A Russian Coast Guard ship responded by launching inflatables of its own, manned with masked agents. They rammed and slashed the Greenpeace inflatables, and threatened the protesters at gun and knifepoint, Greenpeace said. The organization has dramatic photos of gun and knifepoint confrontations between masked Russians and protesters with their arms up in the air.

The two activists had climbed onto the rig, but retreated when they were blasted by water cannons. Several warning shots were fired as well, Greenpeace said. Greenpeace has videos of the protesters trying to climb the side of the rig.

Russian agents eventually boarded the Arctic Sunrise, even though Greenpeace says it was outside Russian territorial waters. Days later, the ship arrived at Murmansk, where the protesters appear edin court.

On Sept. 25, President Vladimir Putin said the activists who boarded the rig are “obviously not pirates,” Greenpeace said.

Natasha Willcox, 18, one of Peter Willcox’s two daughters, said she felt “overwhelmed” when she heard that her father’s ship was in trouble.

She wasn’t deeply worried until she tried reaching him on the ship’s satellite phone and it didn’t ring, she said. She had been able to reach him that way in the past, she said.

The past month has been difficult, she said. A marine biology major at Roger Williams University in Rhode Island, she gets updates from her stepmother, Maggie, and from Greenpeace.

“It’s been tough,” she said. “It’s been pretty distracting.”

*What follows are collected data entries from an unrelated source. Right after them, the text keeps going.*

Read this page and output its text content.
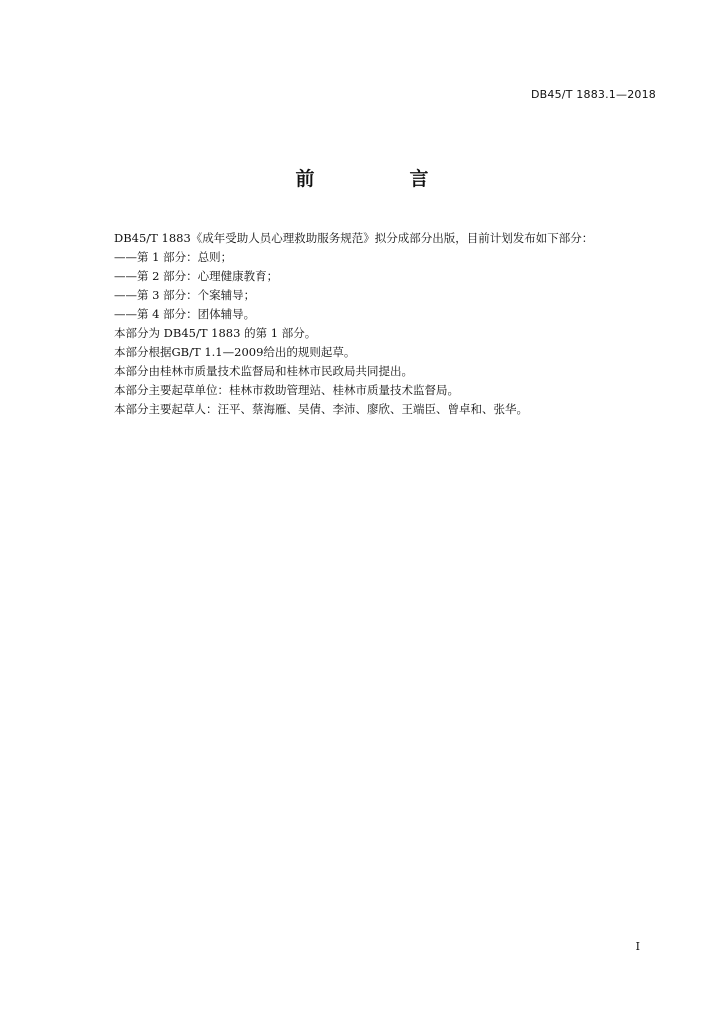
DB45/T 1883.1—2018
前　言
DB45/T 1883《成年受助人员心理救助服务规范》拟分成部分出版，目前计划发布如下部分：
——第 1 部分：总则；
——第 2 部分：心理健康教育；
——第 3 部分：个案辅导；
——第 4 部分：团体辅导。
本部分为 DB45/T 1883 的第 1 部分。
本部分根据GB/T 1.1—2009给出的规则起草。
本部分由桂林市质量技术监督局和桂林市民政局共同提出。
本部分主要起草单位：桂林市救助管理站、桂林市质量技术监督局。
本部分主要起草人：汪平、蔡海雁、吴倩、李沛、廖欣、王端臣、曾卓和、张华。
I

Willcox said her history class might write letters about the arrests to President Barack Obama and the Russian consulate.

If she could send a message to Russians right now, she said, it would say three things:

First, she said, “They should open up a dictionary and read the definition of piracy.”

They also should give her father the health attention he needs, she said, and “let him come home as soon as possible.”

A candlelight vigil for the captain and his crew is planned for 5:30 p.m. Saturday at 36 Dock Road in Norwalk, said Peter Willcox’s sister-in-law, Barbara Smyth.